今回は2015年12月分のDSUから薬局薬剤師に関係がありそうな薬剤を抜粋してまとめました。また、今回は11月に効能追加となった薬剤も数が少ないので一緒に掲載します。
【2015年12月】DSU掲載品目
①シベノール等(シベンゾリン)【併用禁忌追加】
ゴーシェ病の治療剤であるサデルガ(エリグルスタット)が併用禁忌に追加となりました。
従来より併用禁忌であるものも含めてシベノールの併用禁忌は5種類となります。併用禁忌を整理すると薬効としては以下の5点であることがわかります。
①勃起不全治療剤
レビトラ(バルデナフィル)
②抗菌薬
アベロックス(モキシフロキサシン)
③乳癌治療剤
フェアストン(トレミフェン)
④多発性硬化症治療剤
イムセラ・ジレニア等(フィンゴリモド)
⑤ゴーシェ病治療剤
サデルガ(エリグルスタット)
薬剤師としての対応としては上記の併用禁忌に該当しないかを確認する必要がありまはす。
これは併用薬の名前が明らかである場合はもちろんですが、患者に名前のわからない併用薬がある際には何の疾患に使っている薬かを聴取し併用禁忌でないかを確認する必要あるということです。
シベノールの場合は名前不明の併用薬が「勃起不全治療剤、抗真菌薬、乳癌治療剤、多発性硬化症治療剤、ゴーシェ病治療剤」でないかを聴取し、これらの薬効に該当する場合は詳細を確認して併用禁忌の薬剤でないかを否定しなければなりません。
なお、ゴーシェ病は世界でも患者数が1万人にも満たない非常に稀な先天性脂質代謝異常症です。糖脂質を分解するライソゾームの酵素が生まれつき少ないために、糖脂質が体内の細胞に蓄積し、肝脾腫、貧血、出血傾向、骨疾患などの症状を引き起こすとされています。
②プロノン等(プロパフェノン)【併用禁忌追加】
C型肝炎治療剤であるスンベプラ(アスナプレビル)が併用禁忌に追加となりました。
従来より併用禁忌であるものも含めてプロノンの併用禁忌は4種類となります。併用禁忌を整理すると薬効としては以下の3点であることがわかります。
① HIV感染症
ノービア(リトナビル)
②過活動膀胱
ベタニス(ミラベグロン)
③C型肝炎治療剤
テラビック(テラプレビル)、スンベプラ(アスナプレビル)
名前不明の併用薬がある場合は「HIV感染症、過活動膀胱、C型肝炎治療剤」でないかを確認する必要があります。このなかでもベタニスは処方頻度が多い薬剤のため遭遇頻度が高く特に注意が必要でしょう。
③クラリス等(クラリスロマイシン)【併用注意追加】
併用注意にセロクエル(クエチアピン)が追加となりました。
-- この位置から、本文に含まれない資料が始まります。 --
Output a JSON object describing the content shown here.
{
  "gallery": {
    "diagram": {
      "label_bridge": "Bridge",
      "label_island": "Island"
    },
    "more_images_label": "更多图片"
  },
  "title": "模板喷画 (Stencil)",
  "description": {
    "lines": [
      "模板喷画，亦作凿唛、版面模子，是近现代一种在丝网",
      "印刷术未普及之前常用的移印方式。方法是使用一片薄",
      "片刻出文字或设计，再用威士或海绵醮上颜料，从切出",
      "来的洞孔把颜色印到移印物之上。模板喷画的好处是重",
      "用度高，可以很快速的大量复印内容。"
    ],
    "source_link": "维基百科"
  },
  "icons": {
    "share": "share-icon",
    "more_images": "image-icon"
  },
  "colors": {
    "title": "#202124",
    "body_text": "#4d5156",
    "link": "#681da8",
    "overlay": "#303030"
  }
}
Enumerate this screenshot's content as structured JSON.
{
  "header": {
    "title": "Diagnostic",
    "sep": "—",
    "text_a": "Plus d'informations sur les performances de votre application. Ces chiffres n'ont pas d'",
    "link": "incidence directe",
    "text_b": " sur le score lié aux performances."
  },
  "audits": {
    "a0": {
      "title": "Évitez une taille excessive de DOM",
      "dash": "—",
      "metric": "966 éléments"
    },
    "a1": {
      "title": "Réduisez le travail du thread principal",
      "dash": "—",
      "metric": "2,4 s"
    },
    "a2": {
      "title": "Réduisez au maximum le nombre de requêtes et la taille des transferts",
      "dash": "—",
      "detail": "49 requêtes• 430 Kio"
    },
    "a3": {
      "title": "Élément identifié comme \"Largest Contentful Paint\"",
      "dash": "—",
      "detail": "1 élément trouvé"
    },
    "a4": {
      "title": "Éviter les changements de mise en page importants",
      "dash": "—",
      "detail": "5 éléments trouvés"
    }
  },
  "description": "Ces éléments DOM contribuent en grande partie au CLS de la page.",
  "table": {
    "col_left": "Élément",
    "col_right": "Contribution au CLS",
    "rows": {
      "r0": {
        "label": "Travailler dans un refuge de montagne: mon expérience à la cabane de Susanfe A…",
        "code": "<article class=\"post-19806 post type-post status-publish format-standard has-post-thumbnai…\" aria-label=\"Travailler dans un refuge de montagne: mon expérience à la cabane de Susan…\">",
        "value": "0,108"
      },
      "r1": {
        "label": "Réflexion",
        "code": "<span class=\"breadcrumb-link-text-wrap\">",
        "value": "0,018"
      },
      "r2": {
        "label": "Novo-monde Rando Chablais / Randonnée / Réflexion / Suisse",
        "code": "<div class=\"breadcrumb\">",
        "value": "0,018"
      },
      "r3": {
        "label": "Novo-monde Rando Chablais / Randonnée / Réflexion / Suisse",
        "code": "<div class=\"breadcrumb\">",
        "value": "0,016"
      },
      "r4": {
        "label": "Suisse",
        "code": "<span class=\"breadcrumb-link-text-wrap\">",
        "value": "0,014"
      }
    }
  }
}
セロクエルの血中濃度上昇の可能性があるため、薬剤師の対応としては患者に対してセロクエルの副作用を再度説明するなどの対応となるかと思います。
セロクエルの重要な基本的注意として説明することと明記されたいる主な副作用の症状はめまい、眠気、高血糖症状(口渇、多飲、多尿)、低血糖症状(脱力感、倦怠感、冷汗、振戦など)などが挙げられます。
なお、セロクエルの服薬指導に関しては以前まとめた記事があるのでご参考下さい。
効能・効果追加品目【平成27年11月分】
①レクサプロ錠(エスシタロプラム)
社会不安障害の効能・効果が追加となりました。用法・用量に関してはうつ病と同様となっているようです。
社会不安障害の効能を持つ薬剤はレクサプロの他にデプロメールやルボックス等のフルボキサミンとパキシル(パロキセチン)の普通錠が存在しています。なお、パキシルCRには社会不安障害の効能はないことには注意が必要です。
②ゼローダ錠(カペシタビン)
胃癌の効能・効果が追加となりました。